Clyde Singer (October 20, 1908 – January 5, 1999) was an American painter and museum curator known for landscape and genre paintings associated with the American Scene tradition. His work often depicted rural small-town life as well as urban scenes, particularly New York City subjects, in a realist style. Singer served for decades at the Butler Institute of American Art in Youngstown, Ohio, and remained active as an exhibiting artist throughout his life.

==Early life and education==

Clyde J. Singer was born in Malvern, Ohio, on October 20, 1908. According to an institutional biography maintained by the Canton Museum of Art, he began drawing at an early age and, while still in high school, produced signs for local farmers and businesses. After graduating in 1928, Singer worked for a sign-painting company in Canton, Ohio.

Singer studied for two years at the school associated with the Columbus Gallery of Fine Arts (commonly referred to in sources as the Columbus Art School). In 1933 he received a scholarship to the Art Students League of New York, where he studied under and was influenced by American Scene painters John Steuart Curry and Thomas Hart Benton. Singer later returned to Ohio during the Great Depression.

==Career==

During the mid-1930s Singer exhibited widely in juried exhibitions. A biographical profile on Painting the American Scene states that he participated in eighty-two exhibitions in fifty-six cities during an eighteen-month period in 1935–1936. The same source reports that in 1938 he won the First Julius Hallgarten Prize from the National Academy of Design for Barn Dance, awarded to the best painting in the Academy’s annual exhibition among artists under 35.

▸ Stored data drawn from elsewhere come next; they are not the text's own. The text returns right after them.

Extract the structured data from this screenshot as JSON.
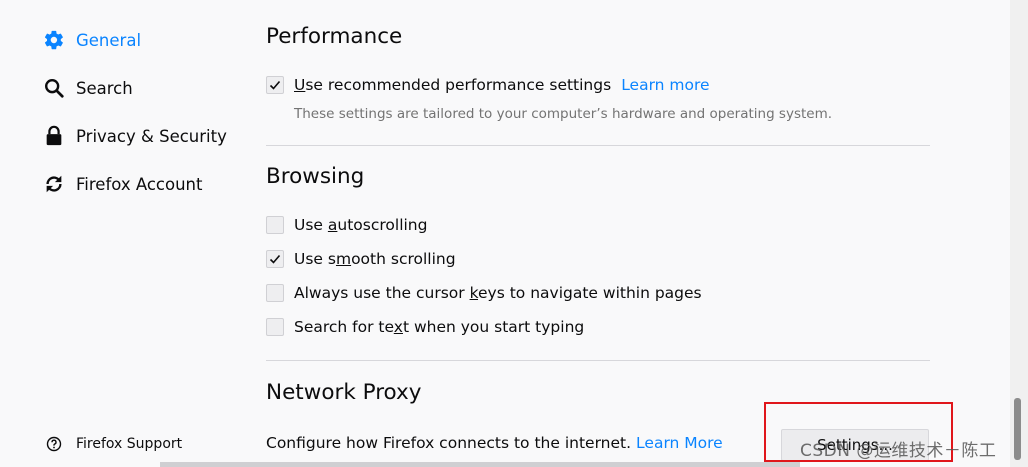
{
  "sidebar": {
    "items": [
      {
        "label": "General",
        "icon": "gear-icon"
      },
      {
        "label": "Search",
        "icon": "search-icon"
      },
      {
        "label": "Privacy & Security",
        "icon": "lock-icon"
      },
      {
        "label": "Firefox Account",
        "icon": "sync-icon"
      }
    ],
    "support_label": "Firefox Support"
  },
  "performance": {
    "title": "Performance",
    "recommended_label": "Use recommended performance settings",
    "learn_more": "Learn more",
    "description": "These settings are tailored to your computer’s hardware and operating system."
  },
  "browsing": {
    "title": "Browsing",
    "options": [
      {
        "pre": "Use ",
        "key": "a",
        "post": "utoscrolling",
        "checked": false
      },
      {
        "pre": "Use s",
        "key": "m",
        "post": "ooth scrolling",
        "checked": true
      },
      {
        "pre": "Always use the cursor ",
        "key": "k",
        "post": "eys to navigate within pages",
        "checked": false
      },
      {
        "pre": "Search for te",
        "key": "x",
        "post": "t when you start typing",
        "checked": false
      }
    ]
  },
  "network_proxy": {
    "title": "Network Proxy",
    "description": "Configure how Firefox connects to the internet.",
    "learn_more": "Learn More",
    "settings_button": "Settings..."
  },
  "watermark": "CSDN @运维技术－陈工",
  "colors": {
    "accent": "#0a84ff",
    "highlight_box": "#e0161b",
    "background": "#f9f9fa"
  }
}
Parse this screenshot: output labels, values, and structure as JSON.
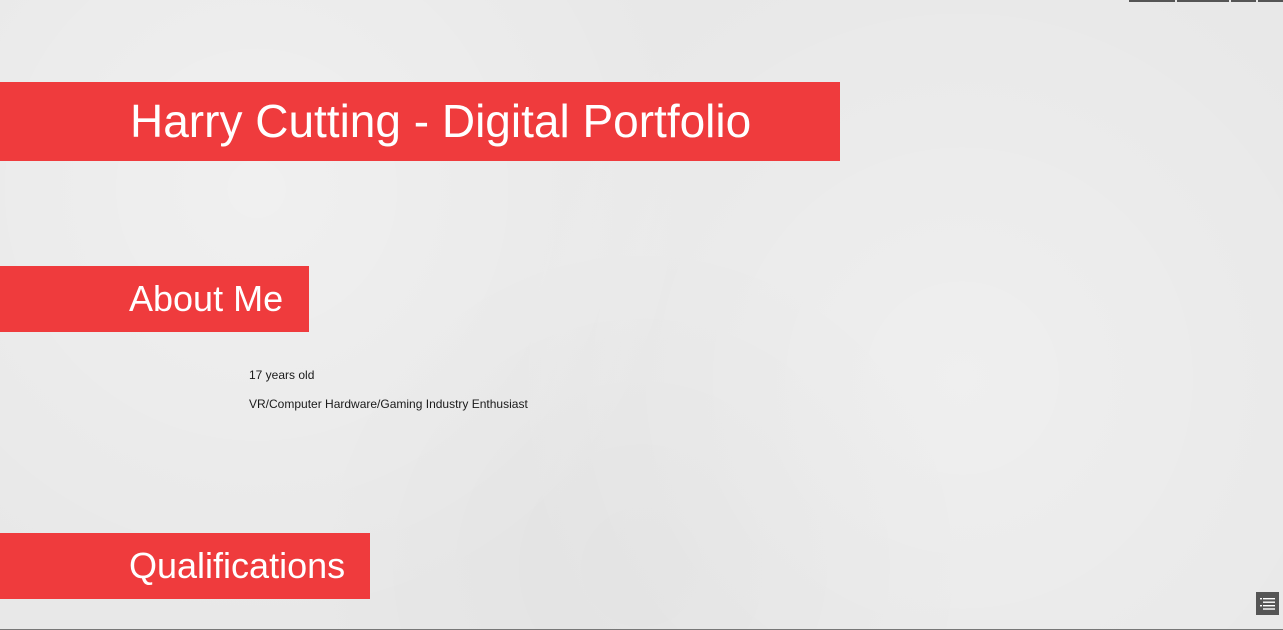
{
  "header": {
    "title": "Harry Cutting - Digital Portfolio"
  },
  "about": {
    "heading": "About Me",
    "items": [
      "17 years old",
      "VR/Computer Hardware/Gaming Industry Enthusiast"
    ]
  },
  "qualifications": {
    "heading": "Qualifications"
  },
  "controls": {
    "toc_icon": "list-menu-icon"
  },
  "colors": {
    "accent": "#ef3b3d",
    "background": "#e8e8e8",
    "control": "#555555"
  }
}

In 1940 Singer joined the Butler Institute of American Art in Youngstown, Ohio, beginning a long institutional career that continued until his death. He is frequently described in Butler-related materials as a longtime curator and institutional figure associated with the museum’s permanent collection. Singer’s career at the Butler also forms part of the narrative in the PBS Western Reserve documentary Clyde Singer: An American Artist, which notes his relocation to the Youngstown area in 1940 and identifies his style with American Scene painting.

==Style and themes==

Singer is commonly associated with American Scene realism, depicting everyday life and recognizable social settings in both rural Ohio and urban environments. A major institutional exhibition at the Butler Institute of American Art emphasized the breadth of his subjects and the depth of the museum’s holdings, presenting Singer’s work from the Butler collection in Clyde Singer’s World (2020–2021).

==Exhibitions and collections==

Singer’s work has been the subject of museum exhibitions and retrospective presentations, including Clyde Singer’s World at the Butler Institute of American Art (September 27, 2020 – January 3, 2021). The Vindicator described the show as drawing from the Butler’s Singer holdings and noted Singer’s long museum service in Youngstown.

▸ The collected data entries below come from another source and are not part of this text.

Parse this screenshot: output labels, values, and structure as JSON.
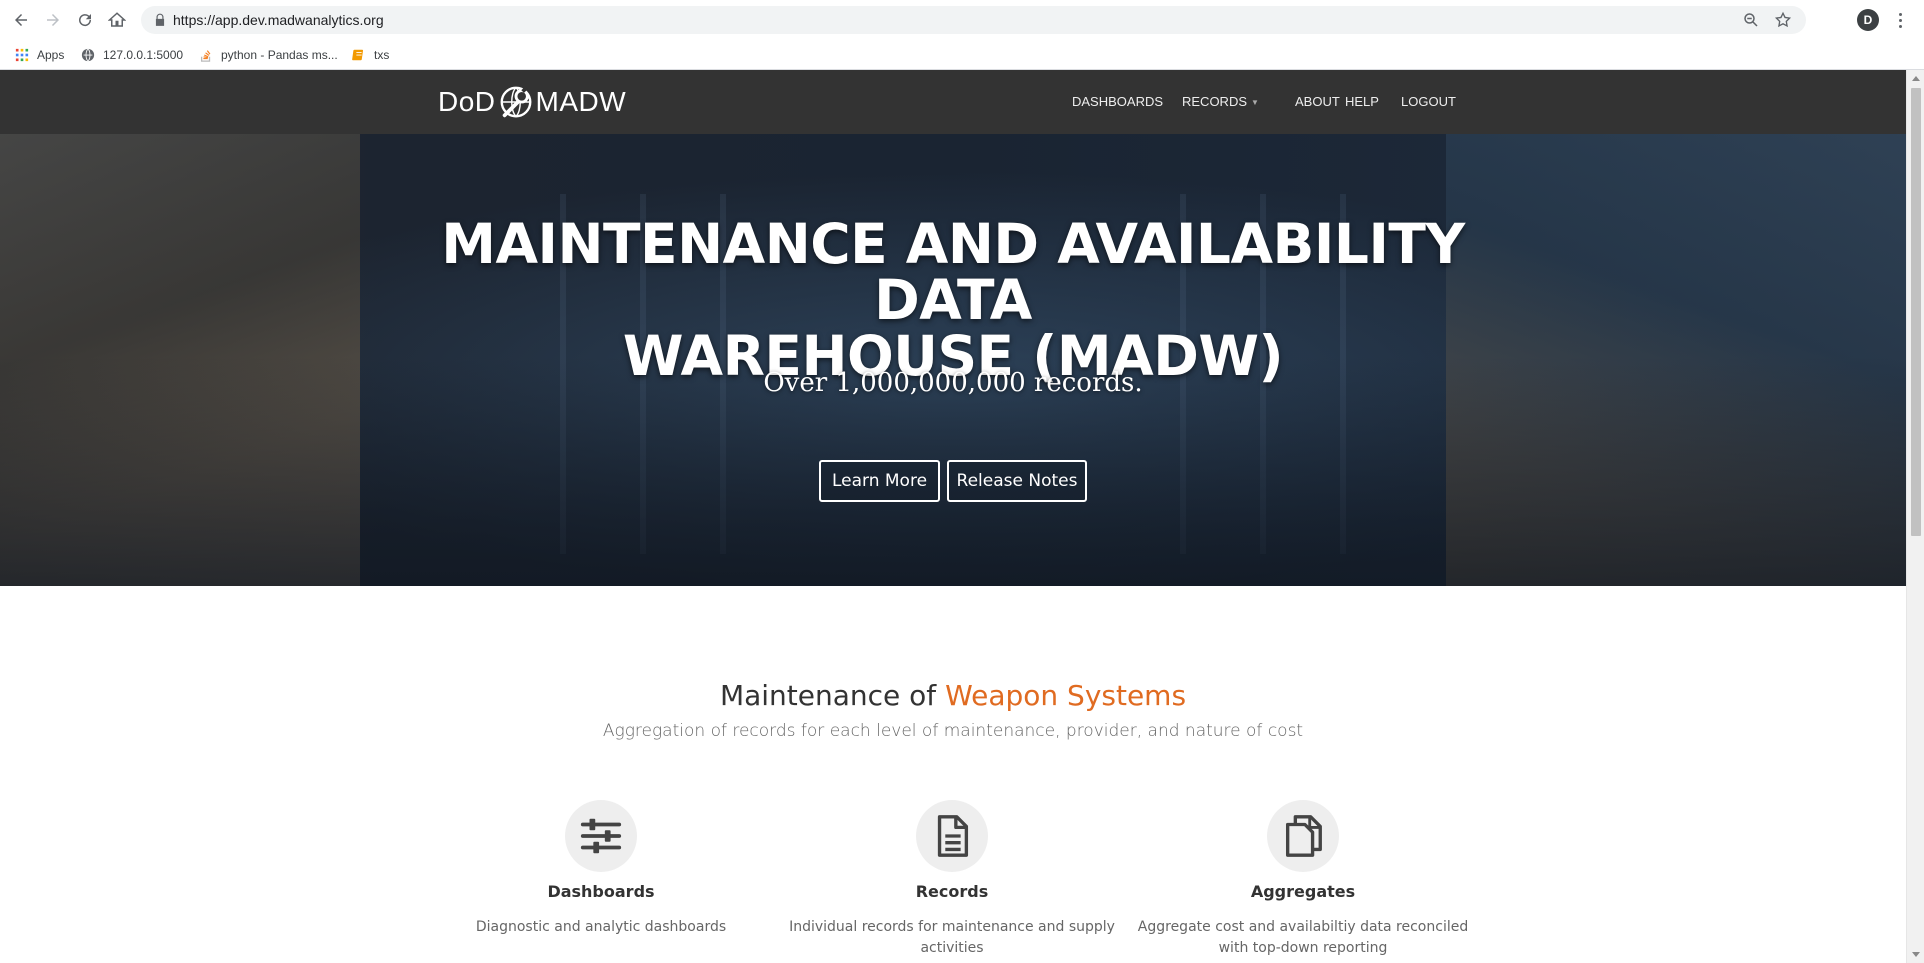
{
  "browser": {
    "url": "https://app.dev.madwanalytics.org",
    "profile_initial": "D",
    "bookmarks": [
      {
        "label": "Apps",
        "icon": "apps-grid-icon"
      },
      {
        "label": "127.0.0.1:5000",
        "icon": "globe-icon"
      },
      {
        "label": "python - Pandas ms...",
        "icon": "stackoverflow-icon"
      },
      {
        "label": "txs",
        "icon": "book-icon"
      }
    ]
  },
  "site": {
    "brand_left": "DoD",
    "brand_right": "MADW",
    "nav": [
      {
        "label": "DASHBOARDS"
      },
      {
        "label": "RECORDS",
        "has_dropdown": true
      },
      {
        "label": "ABOUT"
      },
      {
        "label": "HELP"
      },
      {
        "label": "LOGOUT"
      }
    ]
  },
  "hero": {
    "title_line1": "MAINTENANCE AND AVAILABILITY DATA",
    "title_line2": "WAREHOUSE (MADW)",
    "subtitle": "Over 1,000,000,000 records.",
    "learn_more": "Learn More",
    "release_notes": "Release Notes"
  },
  "section": {
    "title_prefix": "Maintenance of",
    "title_accent": "Weapon Systems",
    "subtitle": "Aggregation of records for each level of maintenance, provider, and nature of cost",
    "accent_color": "#e06b21"
  },
  "features": [
    {
      "title": "Dashboards",
      "desc": "Diagnostic and analytic dashboards",
      "icon": "sliders-icon"
    },
    {
      "title": "Records",
      "desc": "Individual records for maintenance and supply activities",
      "icon": "document-icon"
    },
    {
      "title": "Aggregates",
      "desc": "Aggregate cost and availabiltiy data reconciled with top-down reporting",
      "icon": "copy-icon"
    }
  ]
}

Singer’s centennial year was also marked by documentary coverage. PBS Western Reserve produced Clyde Singer: An American Artist in 2008, describing it as a documentary celebrating his centennial birthday year and summarizing his training and career. A companion publication, Clyde Singer’s America, was issued by Kent State University Press and is presented as a richly illustrated study placing Singer’s work in context.

Institutional biographical materials hosted by the Canton Museum of Art Collection document his early life, early commercial work as a sign painter, and training background.

==Legacy==

Singer has been remembered as a prominent figure in northeastern Ohio art circles due to his dual role as an exhibiting painter and longtime museum professional at the Butler Institute of American Art. His centennial was marked by documentary production and related programming that framed his work as part of the American Scene tradition.